This article includes a list of references, related reading or external links, but its sources remain unclear because it lacks inline citations. Please help to improve this article by introducing more precise citations. (June 2008) (Learn how and when to remove this template message)
Gess starting position
Gess starting position

Gess is an abstract strategy board game for two players, involving a grid board and mutating pieces. The name was chosen as a conflation of "chess" and "Go". It is pronounced with a hard "g" as in "Go", and is thus homophonous with "guess".

Gess was created by the Puzzles and Games Ring of The Archimedeans, and first published in 1994 in the society's journal Eureka. It was popularized by Ian Stewart's Mathematical Recreations column in the November 1994 issue of Scientific American.



A Go set is one easy way to assemble the equipment needed for gess. The 19 × 19 line grid is simultaneously an 18 × 18 grid of squares, and the starting position needs only 43 each of the black and white stones.

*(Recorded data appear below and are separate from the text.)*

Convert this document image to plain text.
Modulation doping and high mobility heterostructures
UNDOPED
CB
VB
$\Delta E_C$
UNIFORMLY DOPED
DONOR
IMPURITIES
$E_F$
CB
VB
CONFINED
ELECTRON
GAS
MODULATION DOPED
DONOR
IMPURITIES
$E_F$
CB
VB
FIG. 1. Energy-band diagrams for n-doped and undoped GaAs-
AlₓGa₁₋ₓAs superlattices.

The rules describe a highly variable set of pieces, which will often change every turn. In total there are 510 possible sets of a footprint; however, the starting position uses these rules to emulate chess pieces on a 6×6 board: king, queen, bishop, rook and pawn in this order R–B–Q–K–B–R in the last row (black's view) and 6 pawns in the next row. The game objective, to remove the opponent's "ring" (described as a piece that moves like a chess king) also mimics that of chess.


The rows are named 2 to 19 (1 and 20 being outside the grid), and the files are named b to s (a and t again being outside the grid).

A move is notated by noting the place of the centre of the footprint at the beginning of a move and its place at the end of the move.